Announced at the recent PASS Summit, Power BI Dataflows has now gone into public preview. Previously, any ETL that users applied via Power Query within Power BI Desktop was only applied to their own dataset. With Dataflows, ETL processes are now classified as a first-class citizen and this update provides centralised self-service data prep as part of the Power BI product so that business users can expose cleaned/schematised entities across the business in a similar way to a Data Warehouse. No longer will the same lightweight ETL processes be occurring across multiple users for the same dataset, and often in different ways. Traditionally, self-service BI is limited to analytic models and reports/dashboards but with Dataflows that is changing as it shifts down a peg. In this blog, I’ll take a look at the new functionality and give my thoughts.

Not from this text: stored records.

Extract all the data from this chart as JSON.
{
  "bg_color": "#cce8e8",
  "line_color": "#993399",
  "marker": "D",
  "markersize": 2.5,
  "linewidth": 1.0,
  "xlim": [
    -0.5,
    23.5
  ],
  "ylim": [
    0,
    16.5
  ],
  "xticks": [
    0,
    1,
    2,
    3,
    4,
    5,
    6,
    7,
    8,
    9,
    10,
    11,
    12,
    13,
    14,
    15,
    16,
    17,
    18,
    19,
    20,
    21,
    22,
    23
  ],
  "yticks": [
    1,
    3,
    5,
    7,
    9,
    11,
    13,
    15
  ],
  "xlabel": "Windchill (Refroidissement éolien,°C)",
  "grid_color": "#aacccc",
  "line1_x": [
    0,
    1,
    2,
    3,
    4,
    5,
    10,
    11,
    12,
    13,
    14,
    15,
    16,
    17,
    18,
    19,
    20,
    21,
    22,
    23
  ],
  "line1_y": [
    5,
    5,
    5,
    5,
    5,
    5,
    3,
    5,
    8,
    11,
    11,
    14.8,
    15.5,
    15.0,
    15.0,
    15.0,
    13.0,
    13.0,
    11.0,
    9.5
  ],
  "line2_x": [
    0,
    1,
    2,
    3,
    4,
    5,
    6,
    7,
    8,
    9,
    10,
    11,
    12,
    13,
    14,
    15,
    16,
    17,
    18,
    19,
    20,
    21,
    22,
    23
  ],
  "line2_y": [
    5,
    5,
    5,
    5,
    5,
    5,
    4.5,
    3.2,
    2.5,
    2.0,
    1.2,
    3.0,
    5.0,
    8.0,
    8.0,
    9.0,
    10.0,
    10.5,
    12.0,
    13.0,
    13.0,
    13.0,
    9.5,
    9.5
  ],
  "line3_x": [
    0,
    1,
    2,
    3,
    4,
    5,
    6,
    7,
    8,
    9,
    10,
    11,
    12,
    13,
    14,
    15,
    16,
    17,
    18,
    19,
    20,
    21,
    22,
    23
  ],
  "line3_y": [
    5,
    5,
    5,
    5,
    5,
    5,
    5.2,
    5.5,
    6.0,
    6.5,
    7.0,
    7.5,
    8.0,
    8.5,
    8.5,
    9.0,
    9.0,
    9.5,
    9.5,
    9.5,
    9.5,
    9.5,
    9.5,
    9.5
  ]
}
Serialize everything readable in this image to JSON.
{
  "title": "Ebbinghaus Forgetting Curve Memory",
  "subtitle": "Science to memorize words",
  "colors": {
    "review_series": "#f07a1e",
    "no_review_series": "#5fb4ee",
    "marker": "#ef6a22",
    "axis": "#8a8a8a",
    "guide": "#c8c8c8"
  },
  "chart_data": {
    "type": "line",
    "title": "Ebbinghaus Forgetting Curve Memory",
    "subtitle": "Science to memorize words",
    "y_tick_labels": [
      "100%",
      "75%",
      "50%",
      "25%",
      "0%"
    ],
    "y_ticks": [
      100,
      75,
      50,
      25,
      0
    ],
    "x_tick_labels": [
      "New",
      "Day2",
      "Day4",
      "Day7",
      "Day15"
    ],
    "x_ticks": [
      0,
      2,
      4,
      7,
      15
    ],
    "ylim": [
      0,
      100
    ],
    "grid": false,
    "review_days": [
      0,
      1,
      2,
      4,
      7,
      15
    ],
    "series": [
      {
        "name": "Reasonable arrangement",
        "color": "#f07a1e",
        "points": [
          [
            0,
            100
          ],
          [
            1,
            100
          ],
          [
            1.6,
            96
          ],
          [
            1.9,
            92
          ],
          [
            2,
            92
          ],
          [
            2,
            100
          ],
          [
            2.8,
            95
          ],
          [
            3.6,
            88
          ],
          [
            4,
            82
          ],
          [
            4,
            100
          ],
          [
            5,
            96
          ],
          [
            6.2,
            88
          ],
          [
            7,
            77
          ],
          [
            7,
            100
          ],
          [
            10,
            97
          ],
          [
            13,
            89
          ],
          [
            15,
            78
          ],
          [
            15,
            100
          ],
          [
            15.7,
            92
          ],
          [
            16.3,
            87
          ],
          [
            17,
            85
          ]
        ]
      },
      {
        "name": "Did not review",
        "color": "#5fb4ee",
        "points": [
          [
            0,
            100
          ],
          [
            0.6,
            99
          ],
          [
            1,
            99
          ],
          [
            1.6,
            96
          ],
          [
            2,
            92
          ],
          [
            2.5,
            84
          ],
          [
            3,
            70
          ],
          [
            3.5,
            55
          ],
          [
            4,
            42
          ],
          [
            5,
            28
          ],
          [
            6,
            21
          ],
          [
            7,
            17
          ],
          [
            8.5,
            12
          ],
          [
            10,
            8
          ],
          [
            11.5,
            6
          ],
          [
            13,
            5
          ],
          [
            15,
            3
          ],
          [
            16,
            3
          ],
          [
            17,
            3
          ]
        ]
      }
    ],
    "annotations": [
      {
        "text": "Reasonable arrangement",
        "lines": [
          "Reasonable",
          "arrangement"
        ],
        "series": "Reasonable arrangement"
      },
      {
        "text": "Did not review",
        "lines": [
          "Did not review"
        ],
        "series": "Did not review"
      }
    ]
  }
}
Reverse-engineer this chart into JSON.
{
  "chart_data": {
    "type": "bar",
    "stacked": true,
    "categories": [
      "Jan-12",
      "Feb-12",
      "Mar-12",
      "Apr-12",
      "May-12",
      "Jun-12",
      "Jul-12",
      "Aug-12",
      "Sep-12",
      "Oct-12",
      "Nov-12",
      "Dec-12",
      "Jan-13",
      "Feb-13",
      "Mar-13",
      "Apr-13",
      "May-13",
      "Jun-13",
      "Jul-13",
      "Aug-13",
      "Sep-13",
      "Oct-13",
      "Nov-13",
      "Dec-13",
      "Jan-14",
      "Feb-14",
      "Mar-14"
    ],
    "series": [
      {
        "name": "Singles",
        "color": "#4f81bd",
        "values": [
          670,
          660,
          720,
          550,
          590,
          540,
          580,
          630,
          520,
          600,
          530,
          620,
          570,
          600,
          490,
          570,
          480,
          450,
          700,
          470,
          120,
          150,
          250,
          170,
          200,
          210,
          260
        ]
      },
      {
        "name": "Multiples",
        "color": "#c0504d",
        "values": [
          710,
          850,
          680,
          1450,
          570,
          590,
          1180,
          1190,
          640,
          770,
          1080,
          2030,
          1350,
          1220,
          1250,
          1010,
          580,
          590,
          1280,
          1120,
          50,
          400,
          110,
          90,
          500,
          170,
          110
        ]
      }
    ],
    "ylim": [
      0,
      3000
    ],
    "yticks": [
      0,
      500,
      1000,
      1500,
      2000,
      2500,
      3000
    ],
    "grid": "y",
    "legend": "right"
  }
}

Before we begin, its worth noting that this is an entirely different piece of functionality to that of the similarly named Data Flows in Data Factory which is in private preview. You can tell the difference by the capitalisation of the word “Flow” for Data Factory. I’m not sure what the marketing department would say about this but it is slightly confusing having both been released as news at the same time.
What is a Dataflow?
A dataflow is a collection of entities (which are similar to tables) that are created and managed from within the Power BI Service (powerbi.com). This is then stored under the Common Data Model (CDM) in an Azure Data Lake Storage (Gen2) resource as files and folders – no longer as a Tabular Model that we are used to with Datasets. Dataflows are used to ingest, cleanse, transform, enrich and schematize/model the data in a similar way to that of ETL to create a Data Warehouse. Once created you can use Power BI Desktop to create datasets based off of these entities in the usual manner. While dataflows can be created and edited by both Pro and Premium users, there is a larger set of functionality only available via premium. This includes creating computed entities (calculation aggregates), linking to existing entities in other dataflows, and incremental refreshes.
Creating a Dataflow
To go about creating a dataflow, navigate to an App Workspace on the Power BI Service (note that this cannot be My Workspace for obvious reasons, also note this cannot be done in Power BI Desktop). You’ll notice alongside Dashboards, Reports, Workbooks, and Datasets that there is a new artefact labelled Dataflows (Preview). If you have Premium capacity this will need to be enabled via the Admin Portal Capacity Settings. Click the + Create and select Dataflow. Each dataflow has only one owner and only the owner can edit it. To create a dataflow, you can either define new entities which involves connecting to a data source and then mapping to the Common Data Model entities / defining custom entities OR linking to other existing dataflows (see below).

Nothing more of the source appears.